On a cold rainy day in Evanston, I hid in a corner pew in the library’s periodicals section, reading a novel. I sat in an air of tranquility and listened to the poetic simplicity of Ernest Hemingway flow through my mind. I heard the guns blazing on the battlefield from afar and felt the nurse’s soft touch on my arm. There was something eerie about this moment.
As I read the last line of text, I pressed the “next page” button. The screen flashed and the introduction to the next chapter instantly appeared. I paused before reading on. In a library filled with thousands of books and a section filled with plenty of periodicals, here I sat with an e-reader at hand, perusing works from one of the premier writers of the 20th century.
How the time flies, I thought.
In that moment of reflection, I felt weary with trepidation — all it took was one click.

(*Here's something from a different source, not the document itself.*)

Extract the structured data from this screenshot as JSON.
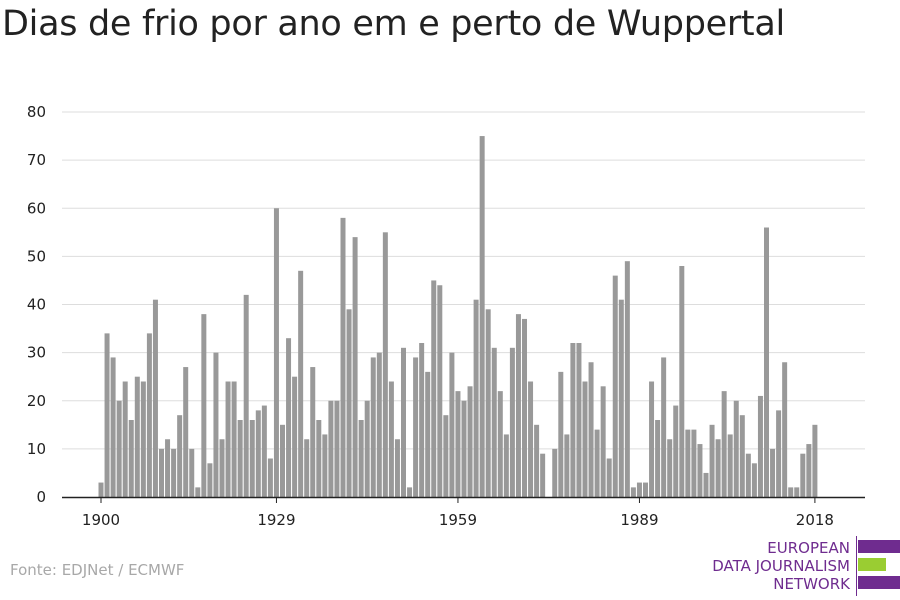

Back in elementary school, my friends and I joked about flying cars, space travel and anime characters coming alive. Though the thoughts appeared foolish, I realized times are changing. What seemed unattainable as kids become attainable with changing technology. With an Amazon Kindle at hand, I read a novel by the click in the same way a child in the 1950s read the same text with each flip. But the experience feels different. I shudder at the thought.
I rose from my pew and walked over to the comfortable seats in the center of the room. Fortified in between two shelves, I took a seat and sank back. I glanced to my left and settled on an empty seat was The Norton Shakespeare. Its red covering looked intimidating yet scholarly. Thousands of poetic pages furnished within. I grabbed the book and almost collapsed over my seat.
Son of a—I thought.
I flipped through the book. The pages slipped through my fingertips, so thin that one wrong rip could tear beauty. Nevertheless, on the fragile pages rested magic at work, analyzed to the nearest inch, dissected to its threshold and translated to its core. I not only heard King Henry’s St. Crispin’s Day speech play within my mind with fervency, but also felt the knives pierce through my back with Julius Caesar’s betrayal. The sights and sounds outweighed the simplicity of clicking a button. I took the bullet for technology today, neglecting the appreciation for the works before me.
I looked to my right and saw a man, holding what appeared to be a tablet computer with an apple on the back. He wore a white and blue polo, cargo shorts and a pair of Chucks. With his legs crossed, he glared at the screen as if he were skimming something.
“Is that the new iPad?” I asked.
He nodded.
He pressed his finger across the screen. Suddenly, the tablet made the sound of a page flip. Shocked, I stood up and looked over his shoulder at the glossy screen. On the screen was Malcolm Gladwell’s What the Dog Saw opened to the middle of a chapter. The e-book rested atop a table with tabs on the side directing the reader to each chapter. With its catchy interface, it drew me closer and closer to what could be.
But not quite close enough.
As I looked around the library, I noticed the books staring back at me. Their bindings called out to me, asking for another chance — a chance at the past, a chance to experience the novel antiquities of flipping each page with augur anticipation. Despite the fondness I had for my Kindle — and the hope I had for the iPad — I could not imagine a world without actual books. With each second, I heard a page flip. In an instant, I felt like an eighth-grader, sitting on a rock on the Fourth of July, watching the fireworks explode across the sky while I read the fifth Harry Potter book.
Where’s the beauty of strolling through Barnes and Noble? Where would kids go to access the writers that changed the past and those who will determine the future?
I sat back in my seat and flicked the switch atop the Kindle. The Virginia Wolf screensaver vanished and Farewell to Arms reappeared on my screen.
We’ll just have to wait and see, I thought.